Step 3: Analysis of Statements:
Let's evaluate each statement:
A. \( \rho(PQ) = n \):
The product \(PQ\) has dimensions \( m \times m \). Its maximum rank is \(m\). Given \( m < n \), \( \rho(PQ) \) cannot be \(n\).
Also, \( \rho(PQ) \le \min(\rho(P), \rho(Q)) \le \min(m, m) = m \). Since \(m < n\), \( \rho(PQ) \) must be less than \(n\). Therefore, \( \rho(PQ) = n \) is impossible.
B. \( \rho(QP) = m \):
The matrix product \(QP\) has dimensions \( n \times n \). \( \rho(QP) \le \min(\rho(Q), \rho(P)) \le m \). Thus, the rank is at most \(m\). Matrices \(P\) and \(Q\) can be constructed such that \( \rho(P) = \rho(Q) = m \) and \( \rho(QP) = m \). This statement is possible.
C. \( \rho(PQ) = m \):
\(PQ\) is an \(m \times m\) matrix. Its rank can be at most \(m\). It's possible to construct \(P\) and \(Q\) such that \( \rho(P) = \rho(Q) = m \) and \( \rho(PQ) = m \). This statement is possible.

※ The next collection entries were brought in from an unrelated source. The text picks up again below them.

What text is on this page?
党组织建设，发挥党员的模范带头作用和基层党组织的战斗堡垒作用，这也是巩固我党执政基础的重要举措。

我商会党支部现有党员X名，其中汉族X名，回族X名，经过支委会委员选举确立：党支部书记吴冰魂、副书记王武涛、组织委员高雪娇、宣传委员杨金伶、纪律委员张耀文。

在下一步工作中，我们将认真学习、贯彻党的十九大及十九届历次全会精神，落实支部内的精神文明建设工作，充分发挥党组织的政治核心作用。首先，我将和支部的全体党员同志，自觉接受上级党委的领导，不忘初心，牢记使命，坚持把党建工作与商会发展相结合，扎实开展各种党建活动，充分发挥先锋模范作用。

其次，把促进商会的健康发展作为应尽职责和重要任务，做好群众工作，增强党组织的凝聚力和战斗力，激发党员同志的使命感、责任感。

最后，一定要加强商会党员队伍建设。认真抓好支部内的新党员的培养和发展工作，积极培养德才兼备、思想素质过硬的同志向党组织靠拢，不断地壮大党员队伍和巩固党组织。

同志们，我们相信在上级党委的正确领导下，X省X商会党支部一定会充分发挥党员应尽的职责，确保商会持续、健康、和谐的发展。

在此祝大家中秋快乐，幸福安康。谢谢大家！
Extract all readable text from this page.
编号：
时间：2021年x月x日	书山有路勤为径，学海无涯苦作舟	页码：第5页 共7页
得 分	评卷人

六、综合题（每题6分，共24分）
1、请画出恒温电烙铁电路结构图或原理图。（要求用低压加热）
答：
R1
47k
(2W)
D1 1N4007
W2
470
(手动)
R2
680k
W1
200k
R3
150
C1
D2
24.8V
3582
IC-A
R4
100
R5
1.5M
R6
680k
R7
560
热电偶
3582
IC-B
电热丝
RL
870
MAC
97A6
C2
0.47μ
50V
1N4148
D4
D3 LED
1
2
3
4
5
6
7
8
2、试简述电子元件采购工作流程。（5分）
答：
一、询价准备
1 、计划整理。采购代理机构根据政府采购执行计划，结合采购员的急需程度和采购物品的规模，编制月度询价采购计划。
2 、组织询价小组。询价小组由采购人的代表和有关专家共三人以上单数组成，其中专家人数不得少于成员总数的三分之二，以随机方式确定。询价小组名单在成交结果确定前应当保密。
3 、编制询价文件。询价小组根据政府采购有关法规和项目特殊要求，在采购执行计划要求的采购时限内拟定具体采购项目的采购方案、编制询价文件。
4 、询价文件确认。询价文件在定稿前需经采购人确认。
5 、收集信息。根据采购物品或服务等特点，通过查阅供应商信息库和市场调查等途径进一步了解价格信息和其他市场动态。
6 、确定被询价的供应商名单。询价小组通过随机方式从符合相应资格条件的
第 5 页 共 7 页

D. \( \rho(QP) = \lfloor (m+n)/2 \rfloor \):
We know \( \rho(QP) \le m \). For this to hold, \( \lfloor (m+n)/2 \rfloor \le m \). Since \( m < n \), we can find cases where this is violated. For example, let \( m = 2 \) and \( n = 5 \). Then \( \rho(QP) = \lfloor (2+5)/2 \rfloor = 3 \), but \( \rho(QP) \le m = 2 \). This is a contradiction. Therefore, this statement is generally impossible.
Step 4: Conclusion:
Statements A and D describe scenarios that are not generally feasible. Thus, the correct option is (A).